Significant Events in F1 Since the Introduction of the Halo
Despite the initial criticisms and condemnation of the Halo, recent events in F1 have been a blatant testament to its vital role in ensuring the safety of the drivers and protecting them from fatal accidents.
1. Romain Grojean’s Crash in Bahrain 2020
An unexpected situation in modern-day F1, former Haas driver Romain Grosjean’s fiery crash into the Bahrain barriers and the medical car’s quick response made the frontlines on all race coverages. Despite the vehicle being split in half and engulfed in flames, the FIA’s safety precautions – Halo included – prevented Grojean from sustaining severe and potentially fatal injuries, allowing him to escape virtually unscathed from the incident.

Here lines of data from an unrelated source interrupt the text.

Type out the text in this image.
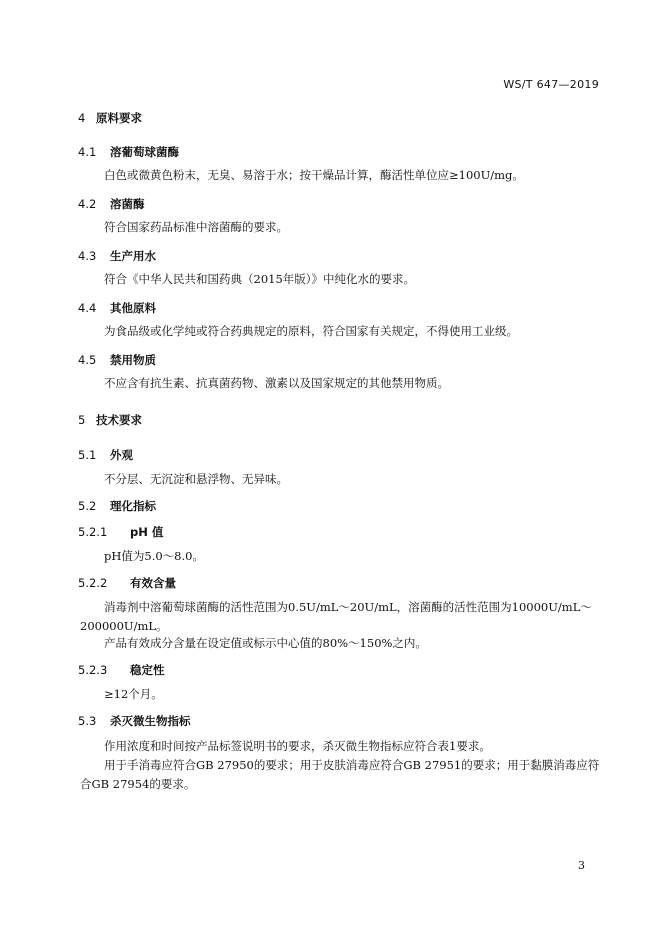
WS/T 647—2019
4 原料要求
4.1 溶葡萄球菌酶
白色或微黄色粉末，无臭、易溶于水；按干燥品计算，酶活性单位应≥100U/mg。
4.2 溶菌酶
符合国家药品标准中溶菌酶的要求。
4.3 生产用水
符合《中华人民共和国药典（2015年版）》中纯化水的要求。
4.4 其他原料
为食品级或化学纯或符合药典规定的原料，符合国家有关规定，不得使用工业级。
4.5 禁用物质
不应含有抗生素、抗真菌药物、激素以及国家规定的其他禁用物质。
5 技术要求
5.1 外观
不分层、无沉淀和悬浮物、无异味。
5.2 理化指标
5.2.1 pH 值
pH值为5.0～8.0。
5.2.2 有效含量
消毒剂中溶葡萄球菌酶的活性范围为0.5U/mL～20U/mL，溶菌酶的活性范围为10000U/mL～200000U/mL。
产品有效成分含量在设定值或标示中心值的80%～150%之内。
5.2.3 稳定性
≥12个月。
5.3 杀灭微生物指标
作用浓度和时间按产品标签说明书的要求，杀灭微生物指标应符合表1要求。
用于手消毒应符合GB 27950的要求；用于皮肤消毒应符合GB 27951的要求；用于黏膜消毒应符合GB 27954的要求。
3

Alongside the other drivers, Grosjean had opposed the proposition of a Halo when it was first suggested, stating that “[he still didn’t] think it [had] a place for it in Formula One.” Had the crash occurred before the compulsory installation of the Halo, it is likely that Grosjean would not have survived the crash. “I wasn’t for the halo some years ago, but [now] I think it’s the greatest thing that we’ve had in Formula One and without it I wouldn’t be able to speak to you today”, said Grosjean.
2. Max Verstappen and Lewis Hamilton’s Crash in Monza 2021
The collision between championship rivals Max Verstappen and Lewis Hamilton is one for the history books. Despite the criticism towards the Halo, its usefulness has been emphasised repeatedly, and none more so than now. The crash had Verstappen’s Red Bull lift off a sausage curb and its rear wheel land on seven-time world champion Lewis Hamilton’s helmet through the protective halo, resulting in the Red Bull landing on top of the Mercedes in the gravel.
While the wheel did indeed hit his head, the Halo had prevented a major impact. “I feel very, very fortunate today. Thank God for the halo. That did ultimately save me, you know, and saved my neck,” said Lewis Hamilton to reporters. Afterwards, Hamilton stated that he would have to meet a specialist to receive a routine medical check-up for the blow to his head.